I have to admit that I'm not even sure why the an author would use one mux rate for part of the movie and then finish with a different mux rate, but it somehow seems sensible that some kind of interruption may be necessary to give the player a chance to adjust to the change.
When this was discussed on Doom9, someone eventually pointed out that not all DVDs have a different mux rate at the LB. If the VOB ID changes, they might, but SuperBit DVDs have a single VOB ID with a high mux rate throughout.

 

every pressed DVD-VIDEO that I've looked at with PGCEdit that had mixed mux rates in fact does have a non-seamless and STC discontinuity flag where that occurs. Perhaps only the STC discontinuity flag is needed,

 

Try checking Blade, L.A. Confidential, any SuperBit DVD, and many Criterions (Naked, Fear & Loathing). The STC discontinuity flag is may be correct, but the non-seamless flag is unnecessary with most players. Lots of DVDs break the rules and I haven't heard about widespread problems with the titles I mentioned.

 

I have seen some pressed DVDs that have a change in VOB ID that happened to have the same mux rate for each VOB ID. However, it seems the STC/non-seamless flags are there also at the transition.
You should set the STC flag for a VOB ID change, according to Spec. However, L.A. Confidential has the flag set even though a VOB ID change doesn't occur. It also has a seamless layer break.

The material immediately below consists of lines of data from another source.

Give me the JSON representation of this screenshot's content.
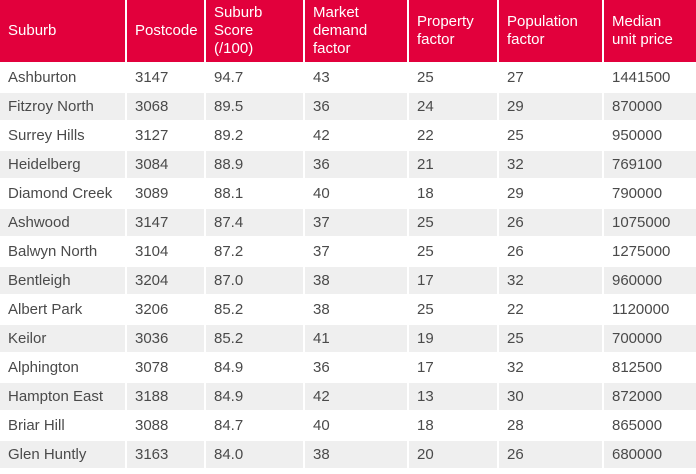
{
  "colors": {
    "header_bg": "#e2003c",
    "header_text": "#ffffff",
    "stripe_bg": "#efefef",
    "row_text": "#4a4a4a"
  },
  "chart_data": {
    "type": "table",
    "columns": [
      "Suburb",
      "Postcode",
      "Suburb Score (/100)",
      "Market demand factor",
      "Property factor",
      "Population factor",
      "Median unit price"
    ],
    "rows": [
      [
        "Ashburton",
        "3147",
        "94.7",
        "43",
        "25",
        "27",
        "1441500"
      ],
      [
        "Fitzroy North",
        "3068",
        "89.5",
        "36",
        "24",
        "29",
        "870000"
      ],
      [
        "Surrey Hills",
        "3127",
        "89.2",
        "42",
        "22",
        "25",
        "950000"
      ],
      [
        "Heidelberg",
        "3084",
        "88.9",
        "36",
        "21",
        "32",
        "769100"
      ],
      [
        "Diamond Creek",
        "3089",
        "88.1",
        "40",
        "18",
        "29",
        "790000"
      ],
      [
        "Ashwood",
        "3147",
        "87.4",
        "37",
        "25",
        "26",
        "1075000"
      ],
      [
        "Balwyn North",
        "3104",
        "87.2",
        "37",
        "25",
        "26",
        "1275000"
      ],
      [
        "Bentleigh",
        "3204",
        "87.0",
        "38",
        "17",
        "32",
        "960000"
      ],
      [
        "Albert Park",
        "3206",
        "85.2",
        "38",
        "25",
        "22",
        "1120000"
      ],
      [
        "Keilor",
        "3036",
        "85.2",
        "41",
        "19",
        "25",
        "700000"
      ],
      [
        "Alphington",
        "3078",
        "84.9",
        "36",
        "17",
        "32",
        "812500"
      ],
      [
        "Hampton East",
        "3188",
        "84.9",
        "42",
        "13",
        "30",
        "872000"
      ],
      [
        "Briar Hill",
        "3088",
        "84.7",
        "40",
        "18",
        "28",
        "865000"
      ],
      [
        "Glen Huntly",
        "3163",
        "84.0",
        "38",
        "20",
        "26",
        "680000"
      ]
    ]
  }
}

So, the rule seems largely irrelevant.

 

As stated above, all pressed DVD-VIDEO discs that I've come across did have STC/non-seamless flags at the transition between mux rates, so how can you be certain that they were authored without regard to the mux rate?

 

Only the STC flag is needed, not the non-seamless flag. It is customary, but Superbit, Criterion, Blade, and L.A. Confidential show that it is not required. EDIT. Many DVDs have seamless layer break. That's a separate issue from the STC flag.